After a drink is swallowed, the alcohol is rapidly absorbed into the blood (20 percent through the stomach and 80 percent through the small intestine), with effects felt within 5 to 10 minutes after drinking.
It usually peaks in the blood after 30 to 90 minutes, and thus is carried through all the organs of the body.
Most (90 percent) of the metabolism, or breaking down, of alcohol from a toxic substance to water and carbon dioxide is performed by the liver, with the rest excreted through the lungs (allowing alcohol breath tests), through the kidneys (into urine) and in sweat.
- The BAC rises, and the feeling of drunkenness occurs, when alcohol is drunk faster than the liver can break it down.
- The relationship between BAC and symptoms of drunkenness the higher the BAC, the greater the effects on the body.
- However, BAC does not correlate exactly with symptoms of drunkenness and different people have different symptoms even after drinking the same amount of alcohol. The BAC level, and every individual’s reaction to alcohol, is influenced by:
- The ability of the liver to metabolise alcohol (which varies due to genetic differences in the liver enzymes that break down alcohol)
- The presence or absence of food in the stomach (food dilutes the alcohol and dramatically slows its absorption into the bloodstream by preventing it from passing quickly into the small intestine)

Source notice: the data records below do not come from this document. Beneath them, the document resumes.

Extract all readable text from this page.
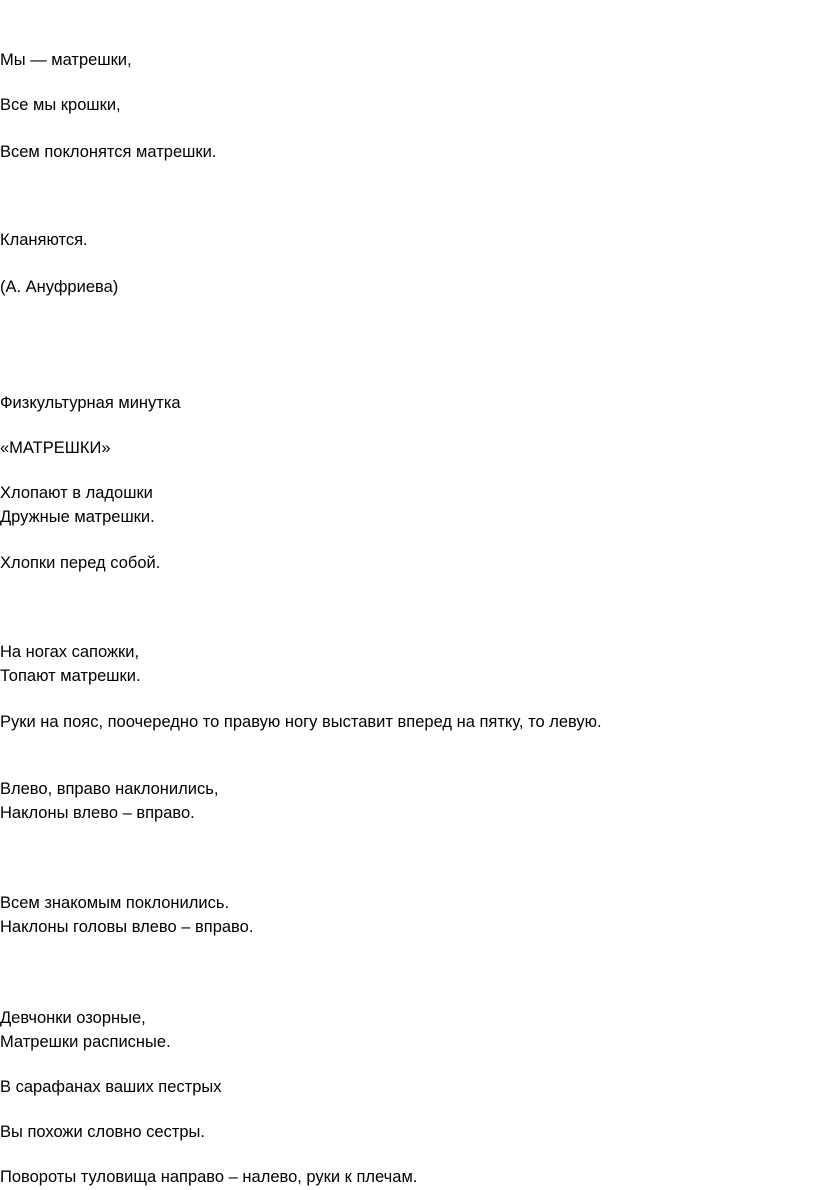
Мы — матрешки,
Все мы крошки,
Всем поклонятся матрешки.
Кланяются.
(А. Ануфриева)
Физкультурная минутка
«МАТРЕШКИ»
Хлопают в ладошки
Дружные матрешки.
Хлопки перед собой.
На ногах сапожки,
Топают матрешки.
Руки на пояс, поочередно то правую ногу выставит вперед на пятку, то левую.
Влево, вправо наклонились,
Наклоны влево – вправо.
Всем знакомым поклонились.
Наклоны головы влево – вправо.
Девчонки озорные,
Матрешки расписные.
В сарафанах ваших пестрых
Вы похожи словно сестры.
Повороты туловища направо – налево, руки к плечам.
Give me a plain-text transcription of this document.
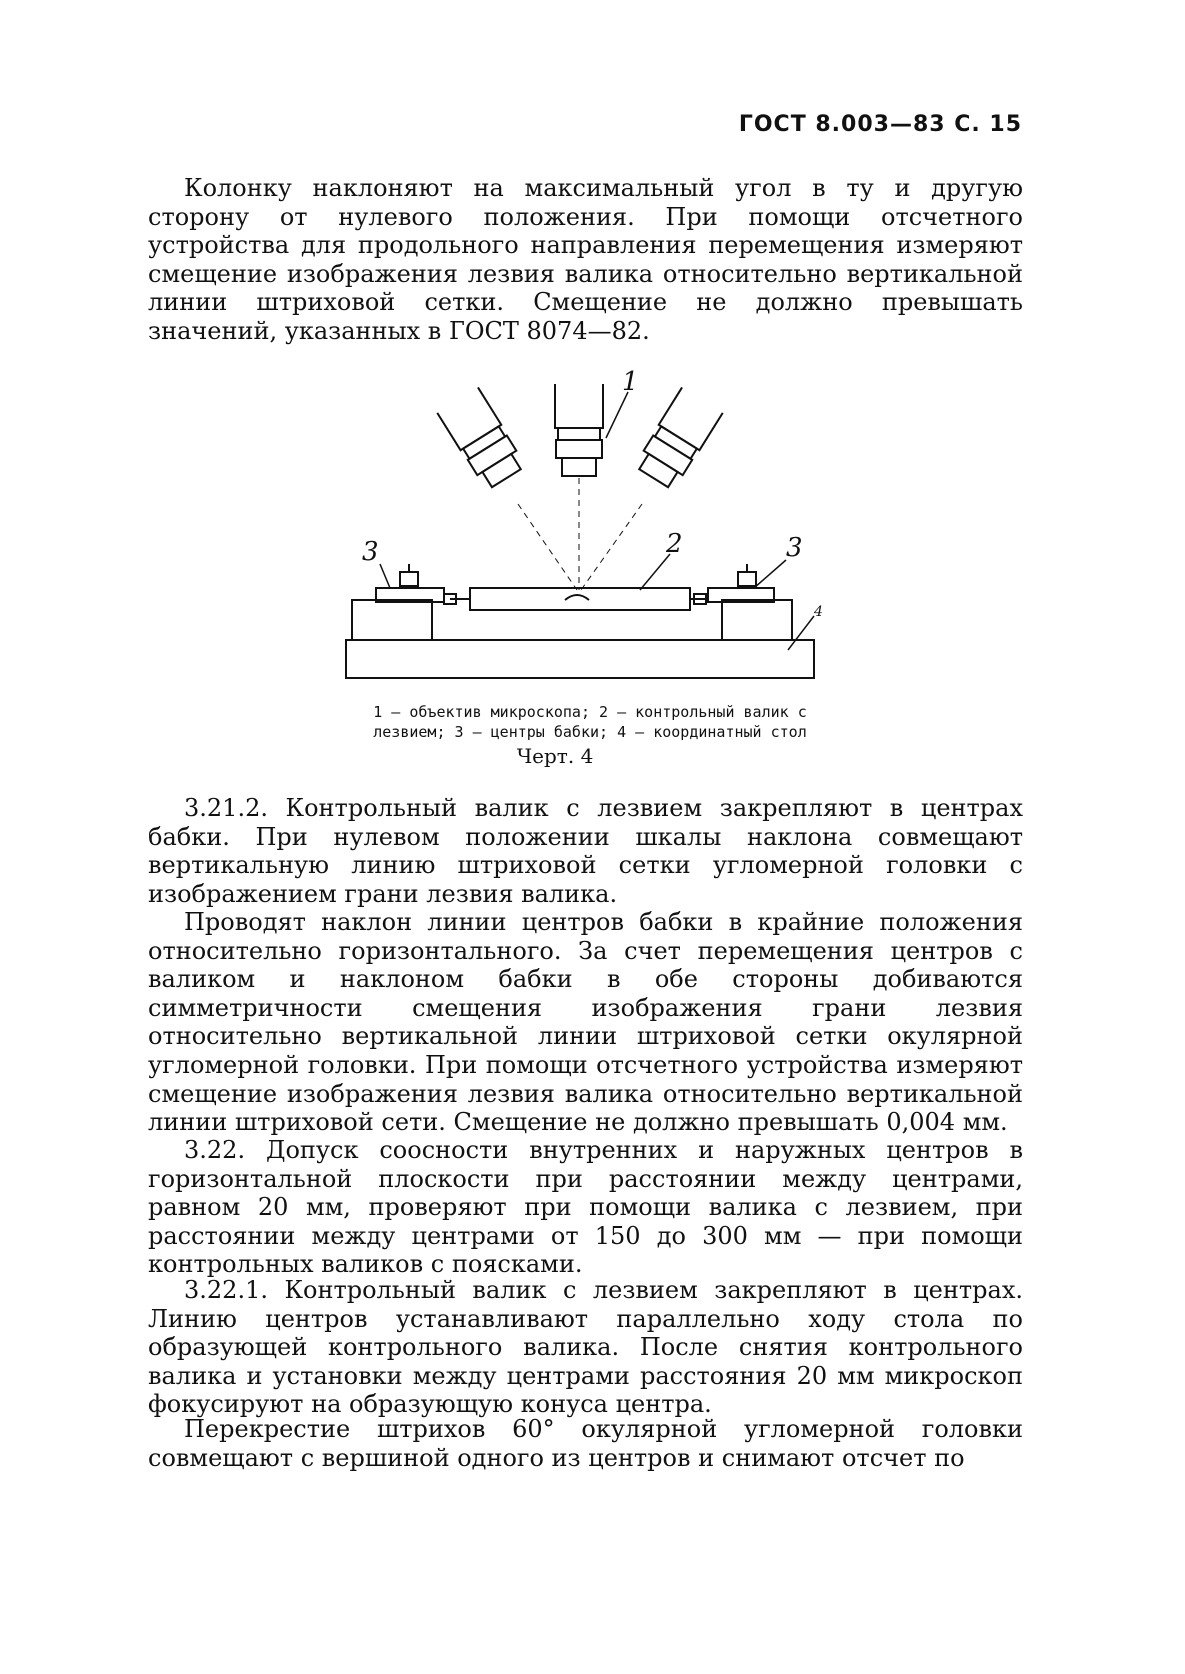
ГОСТ 8.003—83 С. 15

Колонку наклоняют на максимальный угол в ту и другую сторону от нулевого положения. При помощи отсчетного устройства для продольного направления перемещения измеряют смещение изображения лезвия валика относительно вертикальной линии штриховой сетки. Смещение не должно превышать значений, указанных в ГОСТ 8074—82.

1
2
3	3
4

1 — объектив микроскопа; 2 — контрольный валик с
лезвием; 3 — центры бабки; 4 — координатный стол

Черт. 4

3.21.2. Контрольный валик с лезвием закрепляют в центрах бабки. При нулевом положении шкалы наклона совмещают вертикальную линию штриховой сетки угломерной головки с изображением грани лезвия валика.

Проводят наклон линии центров бабки в крайние положения относительно горизонтального. За счет перемещения центров с валиком и наклоном бабки в обе стороны добиваются симметричности смещения изображения грани лезвия относительно вертикальной линии штриховой сетки окулярной угломерной головки. При помощи отсчетного устройства измеряют смещение изображения лезвия валика относительно вертикальной линии штриховой сети. Смещение не должно превышать 0,004 мм.

3.22. Допуск соосности внутренних и наружных центров в горизонтальной плоскости при расстоянии между центрами, равном 20 мм, проверяют при помощи валика с лезвием, при расстоянии между центрами от 150 до 300 мм — при помощи контрольных валиков с поясками.

3.22.1. Контрольный валик с лезвием закрепляют в центрах. Линию центров устанавливают параллельно ходу стола по образующей контрольного валика. После снятия контрольного валика и установки между центрами расстояния 20 мм микроскоп фокусируют на образующую конуса центра.

Перекрестие штрихов 60° окулярной угломерной головки совмещают с вершиной одного из центров и снимают отсчет по
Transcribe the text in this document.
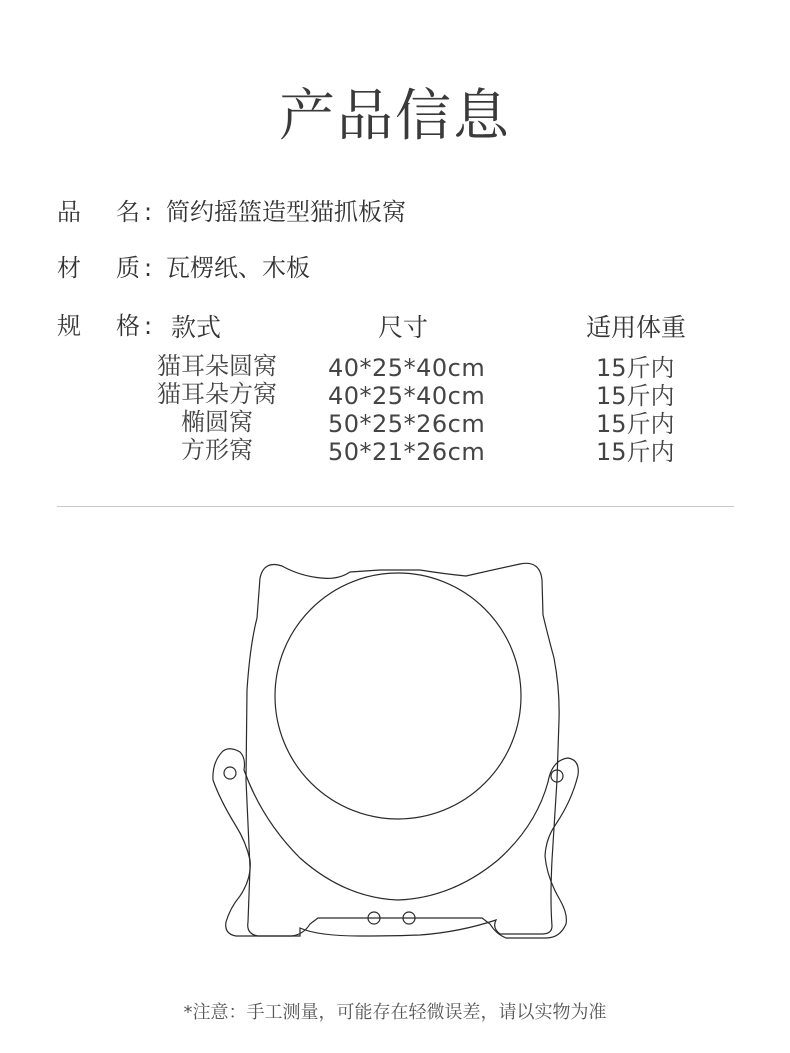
产品信息
品 名 : 简约摇篮造型猫抓板窝
材 质 : 瓦楞纸、木板
规 格 : 款式	尺寸	适用体重
猫耳朵圆窝	40*25*40cm	15斤内
猫耳朵方窝	40*25*40cm	15斤内
椭圆窝	50*25*26cm	15斤内
方形窝	50*21*26cm	15斤内
*注意：手工测量，可能存在轻微误差，请以实物为准
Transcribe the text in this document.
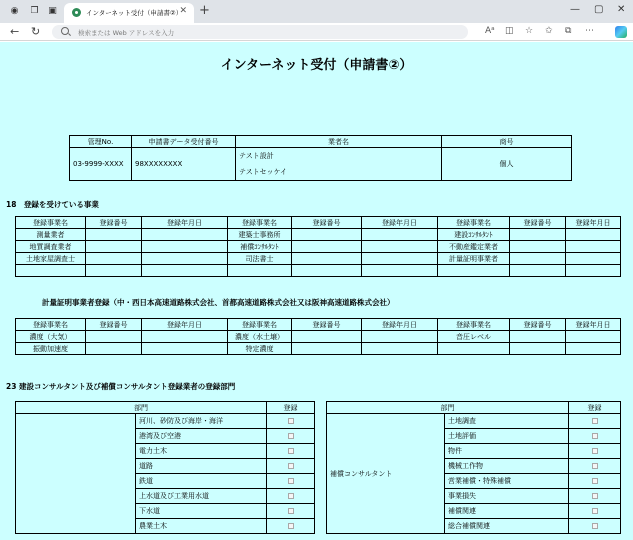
◉ ❐ ▣	インターネット受付（申請書②）
✕ +	— ▢ ✕
← ↻	検索または Web アドレスを入力	Aᵃ ◫ ☆ ✩ ⧉ ⋯
インターネット受付（申請書②）
管理No.	申請書データ受付番号	業者名	商号
03-9999-XXXX	98XXXXXXXX	テスト設計
テストセッケイ	個人
18　登録を受けている事業
登録事業名	登録番号	登録年月日	登録事業名	登録番号	登録年月日	登録事業名	登録番号	登録年月日
測量業者			建築士事務所			建設ｺﾝｻﾙﾀﾝﾄ		
地質調査業者			補償ｺﾝｻﾙﾀﾝﾄ			不動産鑑定業者		
土地家屋調査士			司法書士			計量証明事業者		

計量証明事業者登録（中・西日本高速道路株式会社、首都高速道路株式会社又は阪神高速道路株式会社）
登録事業名	登録番号	登録年月日	登録事業名	登録番号	登録年月日	登録事業名	登録番号	登録年月日
濃度（大気）			濃度（水土壌）			音圧レベル		
振動加速度			特定濃度					
23 建設コンサルタント及び補償コンサルタント登録業者の登録部門
部門		登録
	河川、砂防及び海岸・海洋	
	港湾及び空港	
	電力土木	
	道路	
	鉄道	
	上水道及び工業用水道	
	下水道	
	農業土木	
部門		登録
補償コンサルタント	土地調査	
	土地評価	
	物件	
	機械工作物	
	営業補償・特殊補償	
	事業損失	
	補償関連	
	総合補償関連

The concentration of alcohol in the beverage (highly concentrated beverages such as spirits are more quickly absorbed)
- How quickly alcohol is drunk
- Body type (heavier and more muscular people have more fat and muscle to absorb the alcohol)
Age, ethnicity (e.g. women have a higher BAC after drinking the same amount of alcohol than men due to differences in metabolism and absorption – since men have on average more fluid in their body to distribute alcohol around than women do; some ethnic groups have different levels of a liver enzyme responsible for the breakdown of alcohol).
How frequently a person drinks alcohol (someone who drinks often can tolerate the sedating effects of alcohol more than someone who does not regularly drink)
Overall Body Effects:
Alcohol affects all parts of the body including:
1) Blood and immune system,
2) Bones and muscles,
3) Brain and nervous system,
4) Breasts (in women),
6) Heart and blood pressure,
8) Kidneys and fluid balance,
11) Mental health,
12) Mouth and throat,
13) Pancreas and digestion of sugar,
14) Sexual and reproductive system – men,
15) Sexual and reproductive system – women,
16) Skin and fat,
17) Stomach and food pipe (oesophagus),
As well as potentially affecting the physical and mental health of individuals in many ways, chronic and heavy alcohol use can increase the risk of death either directly, for example through acute alcohol poisoning or because alcohol causes a fatal disease such as cancer, or indirectly, such as alcohol being a factor in violent death or suicide.
Alcohol contributes to a high burden of disease in society in terms of years that people spend with disability or in poor health because of alcohol-related illnesses or injuries. Unintentional injuries from alcohol use often result from falls, burns, motor vehicle accidents, assaults and drowning.